Decision evidence may contain personal, sensitive, confidential, or regulated information.
Why this matters and what to do
Why this matters
Strong evidence does not mean unlimited disclosure. AI audit records need access controls, minimisation, purpose limitation, and safe review paths.
What good looks like
Access to AI decision evidence is role-controlled.
Sensitive inputs and outputs are handled deliberately.
Disclosure boundaries are defined for audit, appeal, and external review.
Common mistake
Creating rich decision logs without controlling who can access or disclose them.
Next action
Define access controls and disclosure boundaries before retaining AI decision evidence at scale.
Completion
What stronger AI audit evidence looks like
You are in a stronger position when every AI-influenced decision can be connected to the input snapshot, prompt or instruction, model and configuration, output, human review, final decision, rationale, uncertainty, challenge route, and retention rule.
Stronger position
The affected decision and AI role are clearly defined.
The input snapshot is retained or reconstructable.
Prompts, instructions, queries, rules, or system tasks are recorded.
Model, provider, system, version, and relevant configuration are recorded.
AI outputs, scores, labels, recommendations, or summaries are retained.
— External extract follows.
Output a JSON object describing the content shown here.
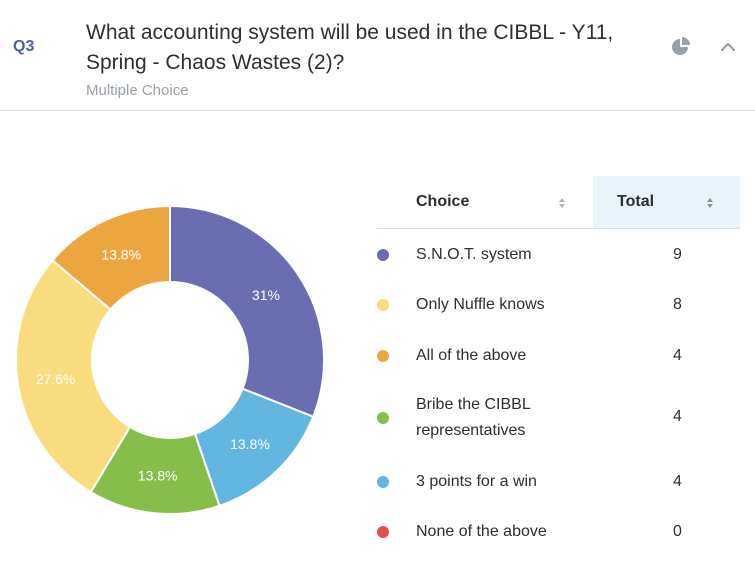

Human review is evidenced through action and reasoning.
The final decision links to the AI evidence trail.
Uncertainty and limitations are recorded.
A challenge or appeal route can access the decision evidence.
Retention, privacy, and access controls are defined.
Weak position
The organisation cannot define where AI affects the decision.
Only the final decision is retained.
Inputs, prompts, outputs, model versions, or configurations are missing.
Human oversight is asserted but not evidenced.
Overrides and escalations disappear from the record.
The affected person cannot meaningfully challenge the outcome.
Logs expire before audit, appeal, investigation, or regulatory review.
Evidence records contain sensitive data without proper access controls.
Next steps
What to do from here.
If the AI workflow is not live yet
Do not deploy into regulated or high-stakes decisions until the evidence trail is designed. Define the decision ID, input snapshot, output record, human review record, final decision link, challenge route, and retention rule first.
If the AI workflow is already live
Map the current evidence gaps immediately. Start with missing inputs, outputs, model versions, human review records, and final decision links. Do not pretend later governance paperwork fixes missing decision evidence.
If AI-influenced decisions are already being challenged
Preserve relevant records immediately. Avoid overwriting model logs, prompts, source data, outputs, review notes, decision rationales, and appeal records. Consider legal, compliance, and forensic support before making conclusions.
This checklist prepares evidence. It does not decide legal outcomes, certify ownership, prove infringement, prove compliance, or replace professional advice.